Ins Rettungsboot passen sieben Menschen, die sinkenden Menschen sind aber doppelt so viele. Darunter sind Mutter mit Baby, ein Polizist, ein alter Arzt oder eine Miss Amerika mit dem Schminkkoffer 

"Ihr müsst entscheiden, welche sieben ins Boot können und welche sieben gehen mit Haien schwimmen."

Die Jugendlichen teilen sich in 3 Gruppen auf, beginnen zu diskutieren.

"Ich würden den Polizisten nehmen. Ein Polizist, der hat eine Ausbildung im Kampsport, das heißt sie haben einiges an Kampferfahrungen. Wenn es darum geht, Nahrungsgut sammeln, kannst du nicht nur Frauen haben."
"Habt ihr gestritten? Habt ihr diskutiert? Natürlich! Ihr seid alle Individuen"

Zawadi ist da rigoros, versucht, logisch zu denken. In nur 15 Minuten müssen sie sieben Menschen aus 15 wählen. Streit ist vorprogrammiert. Dann löst Bob Kaplan auf: Der wichtigste Mensch, der gerettet werden soll, wäre Miss Amerika. Denn sie hat einen Spiegel im Schminkkoffer und mit dem kann sie Licht reflektieren und Hilferufe senden. Aber eigentlich wollte Bob Kaplan mit dieser Übung etwas ganz anderes beweisen: 

"Der Sinn dieser Übung- habt ihr gestritten? Habt ihr diskutiert? Natürlich! Ihr seid alle Individuen. Jeder hat seine Standpunkte und seine Sichtweisen. Die Frage ist – wie habt ihr zusammengearbeitet, um dieses schwierige Problem zu lösen?"

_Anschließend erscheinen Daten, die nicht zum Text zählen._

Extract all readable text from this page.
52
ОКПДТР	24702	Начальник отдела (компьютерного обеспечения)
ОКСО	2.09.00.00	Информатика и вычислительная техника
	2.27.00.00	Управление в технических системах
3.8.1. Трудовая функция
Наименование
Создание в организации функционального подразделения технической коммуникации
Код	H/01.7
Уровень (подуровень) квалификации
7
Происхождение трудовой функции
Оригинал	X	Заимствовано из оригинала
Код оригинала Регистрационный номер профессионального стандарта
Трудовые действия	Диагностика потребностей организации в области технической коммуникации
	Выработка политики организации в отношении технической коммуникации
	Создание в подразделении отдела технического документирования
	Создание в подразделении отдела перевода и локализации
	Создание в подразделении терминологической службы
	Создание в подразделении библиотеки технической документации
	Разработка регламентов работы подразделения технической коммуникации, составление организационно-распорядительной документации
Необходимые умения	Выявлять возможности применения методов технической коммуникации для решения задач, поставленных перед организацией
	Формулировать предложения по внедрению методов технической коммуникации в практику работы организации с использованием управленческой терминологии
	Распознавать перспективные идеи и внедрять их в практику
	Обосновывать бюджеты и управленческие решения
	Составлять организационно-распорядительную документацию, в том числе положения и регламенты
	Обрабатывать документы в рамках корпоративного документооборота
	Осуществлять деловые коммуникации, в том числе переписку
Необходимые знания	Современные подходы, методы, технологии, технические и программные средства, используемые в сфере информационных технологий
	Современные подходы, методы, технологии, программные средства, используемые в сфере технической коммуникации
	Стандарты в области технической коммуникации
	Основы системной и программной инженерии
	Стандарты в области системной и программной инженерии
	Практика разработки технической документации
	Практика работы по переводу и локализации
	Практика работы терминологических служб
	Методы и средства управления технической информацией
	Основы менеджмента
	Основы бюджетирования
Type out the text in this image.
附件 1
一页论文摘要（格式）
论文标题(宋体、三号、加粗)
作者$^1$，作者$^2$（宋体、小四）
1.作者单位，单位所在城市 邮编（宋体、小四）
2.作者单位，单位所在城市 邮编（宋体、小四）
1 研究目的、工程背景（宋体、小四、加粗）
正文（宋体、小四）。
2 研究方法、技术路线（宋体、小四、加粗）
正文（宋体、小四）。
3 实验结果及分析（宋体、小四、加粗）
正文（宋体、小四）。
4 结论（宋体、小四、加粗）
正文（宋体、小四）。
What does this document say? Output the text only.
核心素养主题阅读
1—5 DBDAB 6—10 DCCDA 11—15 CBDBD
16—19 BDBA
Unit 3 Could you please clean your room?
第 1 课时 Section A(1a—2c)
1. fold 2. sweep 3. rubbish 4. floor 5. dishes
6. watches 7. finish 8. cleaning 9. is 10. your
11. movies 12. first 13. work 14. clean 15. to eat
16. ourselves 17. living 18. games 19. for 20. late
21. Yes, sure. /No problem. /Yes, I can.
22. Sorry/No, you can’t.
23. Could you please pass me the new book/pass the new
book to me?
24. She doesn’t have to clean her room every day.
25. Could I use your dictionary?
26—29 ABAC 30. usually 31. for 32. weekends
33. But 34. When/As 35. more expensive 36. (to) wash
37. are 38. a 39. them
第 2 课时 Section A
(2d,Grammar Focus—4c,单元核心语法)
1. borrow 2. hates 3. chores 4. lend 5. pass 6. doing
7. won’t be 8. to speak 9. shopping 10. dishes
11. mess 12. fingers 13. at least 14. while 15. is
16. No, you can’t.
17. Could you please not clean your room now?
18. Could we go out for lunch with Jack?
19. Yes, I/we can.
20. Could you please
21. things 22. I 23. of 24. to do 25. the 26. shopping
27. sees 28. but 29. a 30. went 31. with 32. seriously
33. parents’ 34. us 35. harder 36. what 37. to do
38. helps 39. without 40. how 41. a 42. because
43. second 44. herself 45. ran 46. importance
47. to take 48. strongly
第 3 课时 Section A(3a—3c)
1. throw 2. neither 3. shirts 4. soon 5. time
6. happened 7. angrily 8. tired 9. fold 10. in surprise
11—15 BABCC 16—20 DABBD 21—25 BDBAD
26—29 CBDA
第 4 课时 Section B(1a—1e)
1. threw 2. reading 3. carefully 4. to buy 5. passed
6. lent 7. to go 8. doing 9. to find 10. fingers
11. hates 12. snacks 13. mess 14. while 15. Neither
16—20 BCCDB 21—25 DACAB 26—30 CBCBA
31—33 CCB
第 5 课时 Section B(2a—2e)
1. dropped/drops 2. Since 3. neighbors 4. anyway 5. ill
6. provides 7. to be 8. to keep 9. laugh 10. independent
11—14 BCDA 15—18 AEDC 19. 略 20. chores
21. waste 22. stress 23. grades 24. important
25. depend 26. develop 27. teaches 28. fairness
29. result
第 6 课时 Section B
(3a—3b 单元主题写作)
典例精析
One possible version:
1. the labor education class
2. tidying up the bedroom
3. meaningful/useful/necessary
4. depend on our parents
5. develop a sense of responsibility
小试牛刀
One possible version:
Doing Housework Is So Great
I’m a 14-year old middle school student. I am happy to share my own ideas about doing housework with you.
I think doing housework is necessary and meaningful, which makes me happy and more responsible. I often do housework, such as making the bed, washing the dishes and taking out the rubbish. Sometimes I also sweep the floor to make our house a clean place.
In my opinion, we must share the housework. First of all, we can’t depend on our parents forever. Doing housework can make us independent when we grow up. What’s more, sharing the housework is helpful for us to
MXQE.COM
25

"Kulturkompetenz" oder "Kulturdemut" nennt Bob Kaplan das, was er ihnen mitgeben will. Sie sollen lernen, sich auszutauschen, unvoreingenommen zuzuhören, den anderen ernst zu nehmen. Genau das ist auch Zawadi wichtig:

"Ganz interessant war seine Aussage, sich selbst zu kennen. Wenn ich mit meinen Freunden diskutiere und ihnen erkläre, zum Beispiel zum Thema Rassismus, warum verletzt mich das, warum verletzt andere oder diese Aussage, diese Geste. Dann muss man sich selbst kennen und sich selbst und anderen erklären, was passiert da mit einem selber!"

Der Beginn des Projekts stimmt mich zuversichtlich. Die Jugendlichen bekommen beim Youth Bridge eine wertvolle Chance, sich selbst aktiv in die Gesellschaft einzubringen. Und ich möchte hoffen, dass die Gesellschaft sie auch lässt.